Recently, Netflix senior software engineer Drew Gallatin offered some valuable insights into the company's efforts to optimize the hardware and software architecture that makes it possible to stream enormous amounts of video entertainment to over 209 meg subscribers. The company had been able to squeeze as much as 200 Gb per second from a single server, only at the same time wanted to accept things up a notch.

The results of these efforts were presented at the EuroBSD 2022 conference. Gallatin said that Netflix was able to push content at up to 400 Gb per 2nd using a combination of AMD'south 32-core Epyc 7502p (Rome) CPUs, 256 gigabytes of DDR4-3200 retention, 18 2-terabyte Western Digital SN720 NVMe drives, and 2 PCIe 4.0 x16 Nvidia Mellanox ConnectX-6 Dx network adapters, each capable of accommodating two 100 Gb connections.

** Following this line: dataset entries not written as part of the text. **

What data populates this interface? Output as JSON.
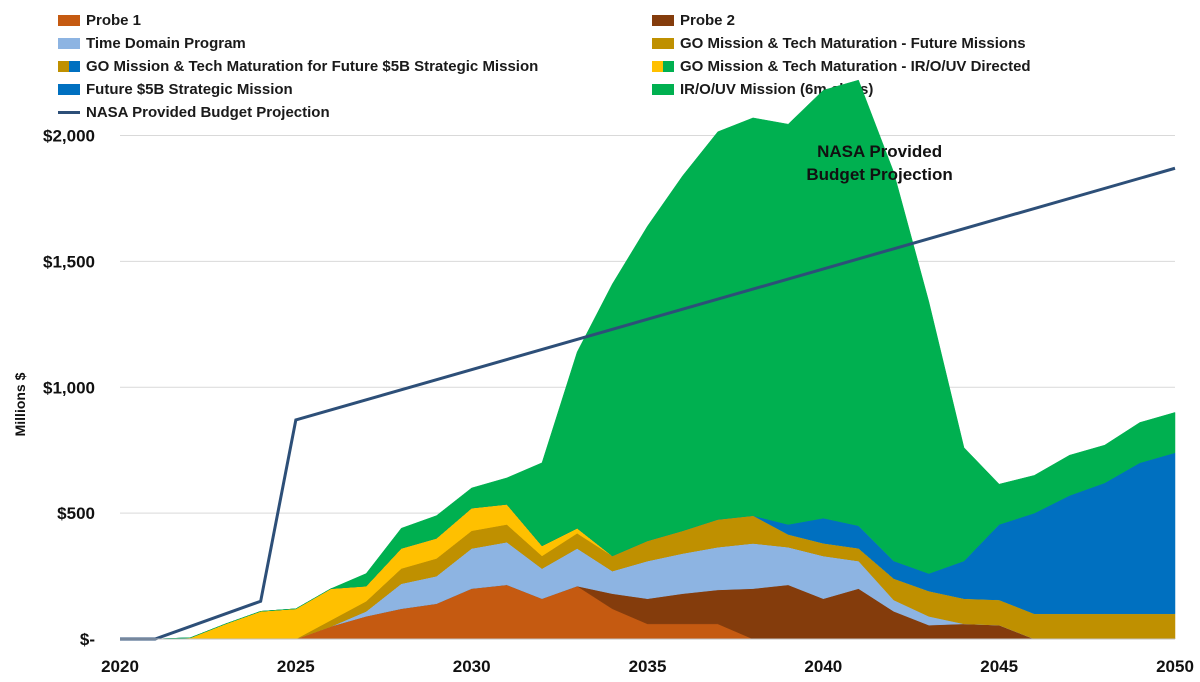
{
  "chart_data": {
    "type": "area",
    "stacked": true,
    "ylabel": "Millions $",
    "xlim": [
      2020,
      2050
    ],
    "ylim": [
      0,
      2300
    ],
    "x_ticks": [
      2020,
      2025,
      2030,
      2035,
      2040,
      2045,
      2050
    ],
    "x_tick_labels": [
      "2020",
      "2025",
      "2030",
      "2035",
      "2040",
      "2045",
      "2050"
    ],
    "y_ticks": [
      0,
      500,
      1000,
      1500,
      2000
    ],
    "y_tick_labels": [
      "$-",
      "$500",
      "$1,000",
      "$1,500",
      "$2,000"
    ],
    "grid": true,
    "x": [
      2020,
      2021,
      2022,
      2023,
      2024,
      2025,
      2026,
      2027,
      2028,
      2029,
      2030,
      2031,
      2032,
      2033,
      2034,
      2035,
      2036,
      2037,
      2038,
      2039,
      2040,
      2041,
      2042,
      2043,
      2044,
      2045,
      2046,
      2047,
      2048,
      2049,
      2050
    ],
    "series": [
      {
        "name": "Probe 1",
        "color": "#c55a11",
        "values": [
          0,
          0,
          0,
          0,
          0,
          0,
          50,
          90,
          120,
          140,
          200,
          215,
          160,
          210,
          120,
          60,
          60,
          60,
          0,
          0,
          0,
          0,
          0,
          0,
          0,
          0,
          0,
          0,
          0,
          0,
          0
        ]
      },
      {
        "name": "Probe 2",
        "color": "#843c0c",
        "values": [
          0,
          0,
          0,
          0,
          0,
          0,
          0,
          0,
          0,
          0,
          0,
          0,
          0,
          0,
          60,
          100,
          120,
          135,
          200,
          215,
          160,
          200,
          110,
          55,
          60,
          55,
          0,
          0,
          0,
          0,
          0
        ]
      },
      {
        "name": "Time Domain Program",
        "color": "#8db4e2",
        "values": [
          0,
          0,
          0,
          0,
          0,
          0,
          0,
          20,
          100,
          110,
          160,
          170,
          120,
          150,
          90,
          150,
          160,
          170,
          180,
          150,
          170,
          110,
          45,
          35,
          0,
          0,
          0,
          0,
          0,
          0,
          0
        ]
      },
      {
        "name": "GO Mission & Tech Maturation -  Future Missions",
        "color": "#bf9000",
        "values": [
          0,
          0,
          0,
          0,
          0,
          0,
          0,
          0,
          0,
          0,
          0,
          0,
          0,
          0,
          0,
          0,
          0,
          0,
          0,
          0,
          0,
          0,
          55,
          60,
          100,
          100,
          100,
          100,
          100,
          100,
          100
        ]
      },
      {
        "name": "GO Mission & Tech Maturation for Future $5B Strategic Mission",
        "color": "#bf9000",
        "values": [
          0,
          0,
          0,
          0,
          0,
          0,
          25,
          40,
          60,
          70,
          70,
          70,
          50,
          60,
          60,
          80,
          90,
          110,
          110,
          50,
          50,
          50,
          30,
          40,
          0,
          0,
          0,
          0,
          0,
          0,
          0
        ]
      },
      {
        "name": "GO Mission & Tech Maturation - IR/O/UV Directed",
        "color": "#ffc000",
        "values": [
          0,
          0,
          5,
          60,
          110,
          120,
          125,
          60,
          80,
          80,
          90,
          80,
          40,
          20,
          0,
          0,
          0,
          0,
          0,
          0,
          0,
          0,
          0,
          0,
          0,
          0,
          0,
          0,
          0,
          0,
          0
        ]
      },
      {
        "name": "Future $5B Strategic Mission",
        "color": "#0070c0",
        "values": [
          0,
          0,
          0,
          0,
          0,
          0,
          0,
          0,
          0,
          0,
          0,
          0,
          0,
          0,
          0,
          0,
          0,
          0,
          0,
          40,
          100,
          90,
          70,
          70,
          150,
          300,
          400,
          470,
          520,
          600,
          640
        ]
      },
      {
        "name": "IR/O/UV Mission (6m class)",
        "color": "#00b050",
        "values": [
          0,
          0,
          0,
          0,
          0,
          0,
          0,
          50,
          80,
          90,
          80,
          105,
          330,
          700,
          1080,
          1250,
          1410,
          1540,
          1580,
          1590,
          1700,
          1770,
          1545,
          1080,
          450,
          160,
          150,
          160,
          150,
          160,
          160
        ]
      }
    ],
    "budget_projection": {
      "name": "NASA Provided Budget Projection",
      "color": "#2d4f78",
      "x": [
        2020,
        2021,
        2024,
        2025,
        2050
      ],
      "values": [
        0,
        0,
        150,
        870,
        1870
      ]
    },
    "annotation": {
      "line1": "NASA Provided",
      "line2": "Budget Projection",
      "x": 2041.6,
      "y": 1915
    },
    "legend": [
      {
        "label": "Probe 1",
        "colors": [
          "#c55a11"
        ],
        "kind": "fill"
      },
      {
        "label": "Probe 2",
        "colors": [
          "#843c0c"
        ],
        "kind": "fill"
      },
      {
        "label": "Time Domain Program",
        "colors": [
          "#8db4e2"
        ],
        "kind": "fill"
      },
      {
        "label": "GO Mission & Tech Maturation -  Future Missions",
        "colors": [
          "#bf9000"
        ],
        "kind": "fill"
      },
      {
        "label": "GO Mission & Tech Maturation for Future $5B Strategic Mission",
        "colors": [
          "#bf9000",
          "#0070c0"
        ],
        "kind": "fill"
      },
      {
        "label": "GO Mission & Tech Maturation - IR/O/UV Directed",
        "colors": [
          "#ffc000",
          "#00b050"
        ],
        "kind": "fill"
      },
      {
        "label": "Future $5B Strategic Mission",
        "colors": [
          "#0070c0"
        ],
        "kind": "fill"
      },
      {
        "label": "IR/O/UV Mission (6m class)",
        "colors": [
          "#00b050"
        ],
        "kind": "fill"
      },
      {
        "label": "NASA Provided Budget Projection",
        "colors": [
          "#2d4f78"
        ],
        "kind": "line"
      }
    ]
  }
}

To get an idea of the maximum theoretical throughput of this system, in that location are eight retentiveness channels providing a bandwidth of around 150 gigabytes per second, and 128 PCIe iv.0 lanes allowing for upwardly to 250 gigabytes of I/O bandwidth. In networking units, that'due south around ane.2 Tb per 2nd and two Tb per second, respectively. It'due south as well worth noting that this is what Netflix uses to serve its almost pop content.

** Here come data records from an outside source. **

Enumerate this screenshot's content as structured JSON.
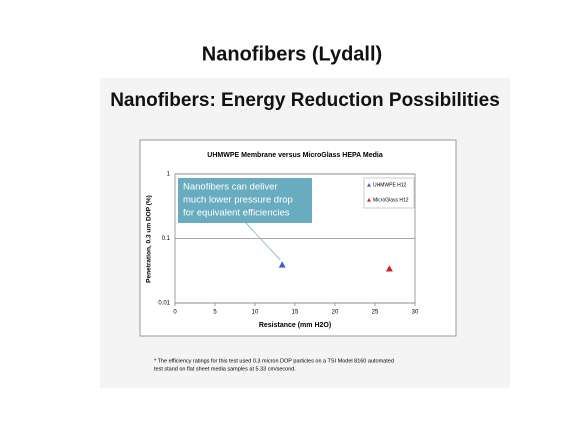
{
  "slide_title": "Nanofibers (Lydall)",
  "slide_subtitle": "Nanofibers: Energy Reduction Possibilities",
  "footnote": [
    "* The efficiency ratings for this test used 0.3 micron DOP particles on a TSI Model 8160 automated",
    "test stand on flat sheet media samples at 5.33 cm/second."
  ],
  "chart_data": {
    "type": "scatter",
    "title": "UHMWPE Membrane versus MicroGlass HEPA Media",
    "x_label": "Resistance (mm H2O)",
    "y_label": "Penetration, 0.3 um DOP (%)",
    "annotation": [
      "Nanofibers can deliver",
      "much lower pressure drop",
      "for equivalent efficiencies"
    ],
    "series": [
      {
        "name": "UHMWPE H12",
        "color": "#3a5fcd",
        "x": [
          13.4
        ],
        "values": [
          0.039
        ]
      },
      {
        "name": "MicroGlass H12",
        "color": "#d42020",
        "x": [
          26.8
        ],
        "values": [
          0.034
        ]
      }
    ],
    "xlim": [
      0,
      30
    ],
    "xticks": [
      0,
      5,
      10,
      15,
      20,
      25,
      30
    ],
    "ylim": [
      0.01,
      1
    ],
    "yticks": [
      0.01,
      0.1,
      1
    ],
    "y_log": true,
    "grid": true,
    "legend": "top-right"
  }
}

This configuration can commonly serve content at upwardly to 240 Gb per second, mainly due to memory bandwidth limitations. Netflix then tried unlike Non Compatible Memory Architecture (NUMA) configurations, with one NUMA node being capable of 240 Gb per second and four NUMA nodes yielding effectually 280 Gb per 2d.

Notwithstanding, this arroyo comes with a host of problems of its own, such as higher latencies. Ideally, yous have to continue equally much of the majority information off the NUMA Infinity Fabric as possible to prevent congestions and CPU stalls as a outcome of competing with normal memory accesses.

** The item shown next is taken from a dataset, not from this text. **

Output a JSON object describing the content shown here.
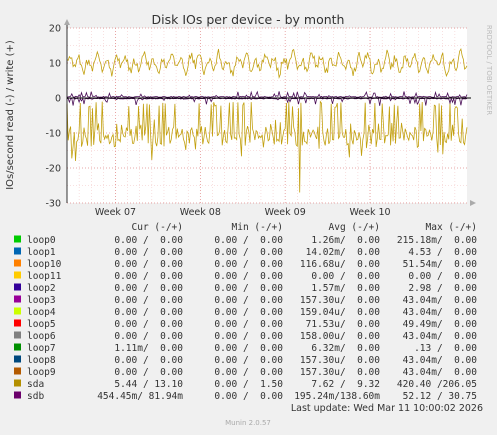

The company also looked at disk siloing and network siloing. This substantially ways trying to do everything on the NUMA node where the content is stored or the NUMA node chosen past the LACP partner. However, this further complicates matters when trying to rest the whole organisation and leads to an underutilized Infinity Fabric.

Gallatin explained that going effectually these limitations was possible past using software optimizations. By offloading the TLS encryption tasks to the two Mellanox adapters, the company increased the total throughput to 380 Gb per 2d (upwards to 400 with boosted tweaks), or 190 Gb per second per network interface card (NIC). With the CPU no longer having to perform any encryption, the overall utilization went downward to 50 percent with four NUMA nodes and 60 pct without NUMA.

Netflix explored configurations based on other platforms, too, including one with Intel'due south Xeon Platinum 8352V (Water ice Lake) CPU, and Ampere's Altra Q80-30 -- a behemoth with 80 Arm Neoverse N1 cores running at up to three GHz. The Xeon testbed was able to reach a modest 230 Gb per second without TLS offloading, and the Altra system achieved 320 Gb per second.

Not content with the 400 Gb per second outcome, the company is already building a new system that should handle 800 Gb per second network connections. Still, some of the necessary components didn't arrive in time to behave whatsoever tests, so nosotros'll hear more about it adjacent year.